Berkshire Hathaway (BRK.B)
It would be impossible to talk about the best long-term stocks without including Berkshire Hathaway Inc. (NYSE:BRK.B), run by legendary investor Warren Buffett. Of course, if you’re 30 and just picking up Berkshire Hathaway stock now, then you’re about to miss the boat in terms of benefiting from Buffett’s infamous investing sense.
However, that doesn’t make BRK.B a bad long-term pick. The company has new fund managers at the helm who’ve already started taking over some of the firm’s investment decisions and you can’t argue with the value the firm already possesses.
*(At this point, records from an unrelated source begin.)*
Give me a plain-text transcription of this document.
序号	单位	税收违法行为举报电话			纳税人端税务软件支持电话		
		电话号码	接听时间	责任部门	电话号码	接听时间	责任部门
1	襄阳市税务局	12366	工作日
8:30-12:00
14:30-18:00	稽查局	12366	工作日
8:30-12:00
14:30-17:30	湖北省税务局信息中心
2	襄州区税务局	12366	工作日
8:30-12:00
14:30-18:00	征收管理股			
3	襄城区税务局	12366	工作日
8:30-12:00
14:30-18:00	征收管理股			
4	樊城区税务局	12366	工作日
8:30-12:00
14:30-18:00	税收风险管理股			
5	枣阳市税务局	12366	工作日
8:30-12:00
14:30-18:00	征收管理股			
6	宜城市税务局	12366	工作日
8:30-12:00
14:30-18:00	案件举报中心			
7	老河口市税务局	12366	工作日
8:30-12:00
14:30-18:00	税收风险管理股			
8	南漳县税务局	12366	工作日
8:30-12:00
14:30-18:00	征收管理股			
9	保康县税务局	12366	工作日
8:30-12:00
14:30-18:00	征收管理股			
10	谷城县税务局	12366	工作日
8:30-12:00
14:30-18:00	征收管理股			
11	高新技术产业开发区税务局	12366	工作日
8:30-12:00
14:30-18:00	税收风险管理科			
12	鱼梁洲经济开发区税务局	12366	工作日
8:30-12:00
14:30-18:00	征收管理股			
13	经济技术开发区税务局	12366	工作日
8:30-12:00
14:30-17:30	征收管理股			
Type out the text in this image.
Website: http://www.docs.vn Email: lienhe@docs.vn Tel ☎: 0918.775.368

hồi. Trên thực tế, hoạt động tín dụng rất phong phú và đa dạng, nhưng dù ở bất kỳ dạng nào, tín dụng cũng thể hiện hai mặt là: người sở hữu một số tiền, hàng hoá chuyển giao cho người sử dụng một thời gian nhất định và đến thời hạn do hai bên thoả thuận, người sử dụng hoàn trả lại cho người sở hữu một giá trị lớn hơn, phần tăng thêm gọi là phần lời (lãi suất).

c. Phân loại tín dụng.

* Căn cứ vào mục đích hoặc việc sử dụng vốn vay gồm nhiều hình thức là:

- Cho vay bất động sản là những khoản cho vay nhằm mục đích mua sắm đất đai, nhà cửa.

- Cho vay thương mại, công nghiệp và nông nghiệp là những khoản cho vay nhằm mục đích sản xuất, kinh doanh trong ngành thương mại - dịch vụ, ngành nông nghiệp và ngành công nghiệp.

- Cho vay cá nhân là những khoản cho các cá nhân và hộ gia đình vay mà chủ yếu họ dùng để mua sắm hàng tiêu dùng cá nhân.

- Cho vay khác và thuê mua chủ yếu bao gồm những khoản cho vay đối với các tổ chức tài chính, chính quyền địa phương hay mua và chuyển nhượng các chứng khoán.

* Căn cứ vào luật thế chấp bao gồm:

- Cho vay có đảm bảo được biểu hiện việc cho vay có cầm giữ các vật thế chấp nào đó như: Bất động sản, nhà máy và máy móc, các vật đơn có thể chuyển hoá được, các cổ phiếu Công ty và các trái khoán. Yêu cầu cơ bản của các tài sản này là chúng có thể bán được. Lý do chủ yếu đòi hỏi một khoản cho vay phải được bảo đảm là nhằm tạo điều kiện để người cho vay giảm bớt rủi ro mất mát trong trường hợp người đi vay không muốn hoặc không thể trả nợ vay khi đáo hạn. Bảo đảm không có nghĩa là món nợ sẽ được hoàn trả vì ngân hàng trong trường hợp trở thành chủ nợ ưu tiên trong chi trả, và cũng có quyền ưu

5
Berkshire has a roundup of defensive stocks that will help the firm ride out troubled markets, but the firm will also keep up with upward market trends.
If nothing else, Berkshire stock is a great stabilizer that will round out your portfolio and mitigate against major market events making it one of the best long-term stocks 30-something crowd.
Another consumer products stock to add to your list of the best long-term stocks is Unilever (NYSE:UN). The company has become massively efficient after undergoing major cost-cutting initiatives over the past few years in order to better compete as the industry became more and more competitive.
That bodes well for the future because it means the company will be well prepared in the event of a recession, not to mention that the company sells a wide variety of basic necessities, which tend to continue selling even when purse strings are tight.
Another reason UN makes for a good pick is the firm’s presence in emerging markets. In 2017, more than half of the company’s reported sales came from emerging markets. The company’s huge footprint within emerging markets sets it apart from its peers because it creates a great long-term growth runway that others don’t have access to.
Another steady-Eddie to add to your portfolio in your 30s is Microsoft (NASDAQ:MSFT). Like a few others on this list, MSFT stock isn’t exactly the most exciting stock, but it will do its job and make you some money. Unlike others in the IT industry, MSTF is mature which, in this case, translates to stability rather than falling out of touch with what consumers want.
Right now MSFT is working to pivot away from its traditional software business and focusing on growth in its cloud business, which includes subscriptions like Office 365 as well as Azure, Microsoft’s answer to Amazon Web Services. Growth in that arm of MSFT’s business has been strong.
With a P/E of 30 and a dividend yield of just 1.55%, there’s no doubting that MSFT is an expensive stock, but you’re paying a premium for a well run, solid business that has and will continue to withstand the test of time.
Waste Management (WM)
It’s all well and good to invest in the next hot tech trend or retail story, but if you really want to make a play on future trends then look no further than Waste Management (NYSE:WM), the company that handles everyone’s garbage. One thing is for certain, over the next few decades people are going to generate waste, and WM will be there to dispose of it. If that doesn’t make it one of the best long-term stocks, I just don’t know what.
Not only does WM have a wide moat because of the regulatory permits it holds and its huge network of landfills, but the firm has also diversified its business to offer more than just waste collection and landfill maintenance. Waste Management also handles recycling and has been developing a way to turn landfill gas into energy. That means that as greener living continues to gain traction, WM will benefit as well.
However, perhaps the most alluring reason to add WM stock to your portfolio is the firm’s 1.99% dividend yield. The company has been raising its dividend annually for the past 15 years and there’s no reason to expect that to stop anytime soon.
As of this writing, Laura Hoy was long AMZN, AAPL, UN and NFLX.